Narciarze i snowboardziści mają do dyspozycji 14 kilometrów tras o różnym stopniu trudności. Kubínska Hola oferuje idealne warunki do zimowych sportów na trasach narciarskich o różnej trudności: od łagodnych stoków dla początkujących, po wymagające szlaki.  Stacja może obsłużyć do 9 tysięcy osób na godzinę i oferuje także trasy biegowe i lokalną gastronomię. Dodatkowo, dzięki cyfrowej karcie Tím Kubínska, goście mogą korzystać ze zniżek w całym regionie.

 

W regionie Orawy warto się wybrać do kameralnej stacji narciarskiej Roháče-Spálená, tym bardziej, jeśli mamy pod opieką naszych niepełnoletnich. Ośrodek dysponuje kolejką 6-osobową (długość 1960 m, różnica wzniesień 461 m), 4-osobową (długość 1490 m, różnica wzniesień  394 m) i trzy wyciągi narciarskie. Całkowita długość tras narciarskich wynosi 5,7 kilometrów. Nie zawiodą się także miłośnicy biegówek, na których czeka prawie dwanaście kilometrów wyratrakowanych tras. Na stoku znajduje się serwis narciarski i wypożyczalnia sprzętu, szkółka narciarska dla wszystkich kategorii wiekowych oraz szkoła snowboardu.

Creme de la Creme, czyli Jasna i Wysokie Tatry

Na koniec narciarski słowacki cream de la cream, czyli Wysokie Tatry oraz Chopok.
Tatrzańska Łomnica leży u stóp Łominckiego Szczytu (2634 m.n.p.m.) niespełna 50 kilometrów od polskiej granicy. Ze stolicy polskich Tatr można tu dojechać w niespełna godzinę. Ośrodek oferuje w sumie ponad 15 kilometrów tras. Z pośredniej stacji Start na Skalnate Pleso (1751 m.n.p.m.) wywiezie nas nowoczesna, mieszcząca 15 osób, gondola. Wzdłuż niej rozciągają się dwie czerwone trasy dla bardziej wymagających narciarzy. Jest też krótki, czteroosobowy wyciąg krzesełkowy – dla tych, którzy nie chcą zjeżdżać bardziej wymagającymi sektorami ze Skalnatego Plesa. Skalnate Pleso, leżące u stóp Łomnickiego Szczytu, to górna stacja tego regionu. Z samego szczytu nie da się co prawda zjechać na nartach, ale żelaznym punktem programu jest wjazd kolejką linową, mogąca pomieścić nieco ponad 8 osób, na samą górę – ponad 2600 m.n.p.m. Widok zapiera dech w piersiach – widać polskie Podhale, Rysy, Białkę Tatrzańską, ośrodek narciarski Bachledka Ski czy najwyższe szczyty Tatr oraz Chopok w Tatrach Niskich.

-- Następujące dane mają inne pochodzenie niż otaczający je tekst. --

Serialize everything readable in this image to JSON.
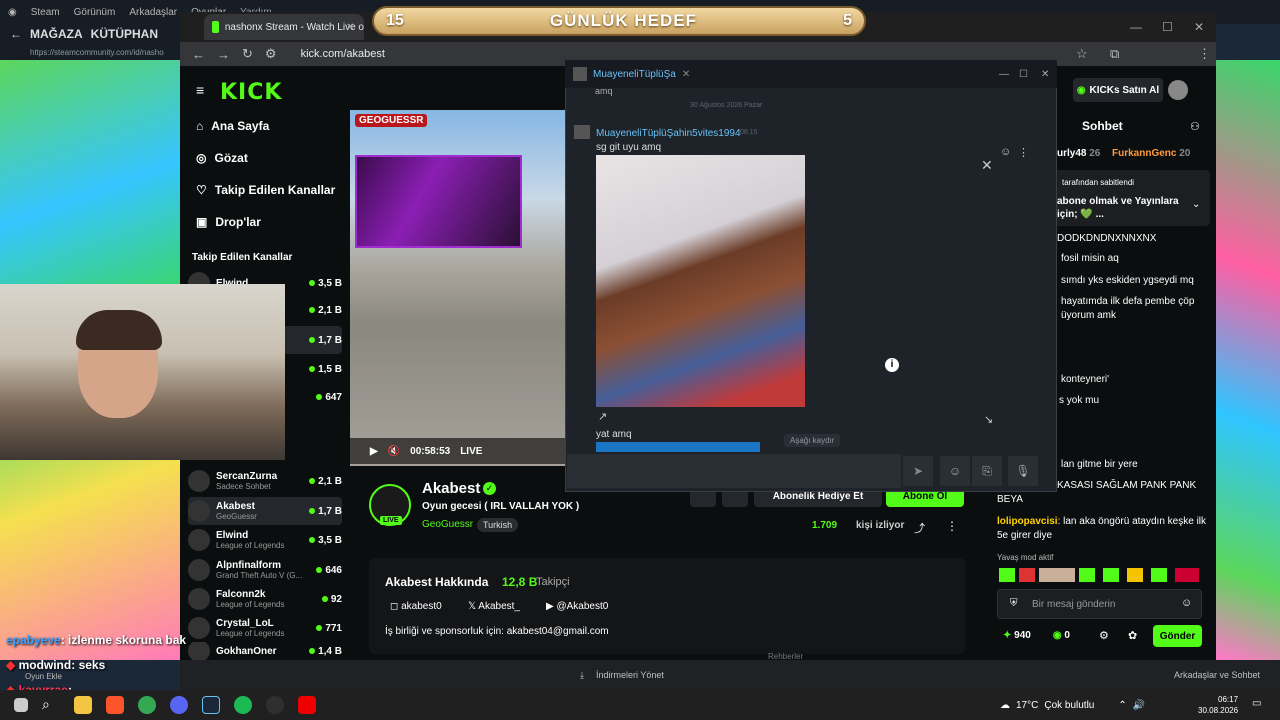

Widok na Łomnicki Szczyt i trasy w Tatrzańskiej Łomnicy. Fot. TMR

Wysokie Tatry to jednak nie tylko narty na najwyższym poziomie i letnie wędrówki. W zasadzie o każdej porze roku warto wybrać się do Starego Smokowca (leży w pół drogi między Tatrzańską Łomnicą i Strbskim Plesem) i wjechać przypominającą Gubałówkę zębatą koleją na Hrebienok. Zimą odwiedzimy tam Świątynię Lodową – wielkie lodowe igloo, w którym możemy podziwiać lodowe prace słowackich artystów. Warto także zimą zajrzeć do znajdującego się nieopodal starego schroniska Rainerowej Chaty. Leżące na wysokości 1300 m.n.p.m. w Dolinie Zimnej Wody malutkie schonisko ma długą i ciekawą historię. Jest najstarsze po południowej stronie Tatr.

Bez wątpienia największą atrakcją narciarską u naszych południowych sąsiadów jest ośrodek w Jasnej, leżący u stóp Chopoka. Narciarze maja tu do dyspozycji 50 kilometrów tras, ultranowoczesne gondole oraz szerokie stoki, także z południową wystawą. Tych, którzy nie lubią utartych ścieżek ucieszy fakt, że znajdziemy tu też 12 stref freeride’owych. A wszystko to przez przynajmniej 5 miesięcy w roku.

Fot. Jakub Vojtek

O poziomie ośrodka niech świadczy fakt, że regularnie odbywa się tutaj Puchar Świata FIS. Specyfiką Jasnej i Chopoka jest to, że zima potrafi nie powiedzieć ostatniego słowa aż do końca kwietnia, mimo, że w niższych partiach słowackich gór jest już wiosna. TMR, słowacka spółka będąca właścicielem i operatorem obu ośrodków w Wysokich i Niskich Tatrach, oferują także inne atrakcje, które doskonale sprawdzą się po narciarskim dniu. To dwa doskonale znane termalne aquaparki: Tatralandia w Liptowskim Mikulasu oraz Besenova.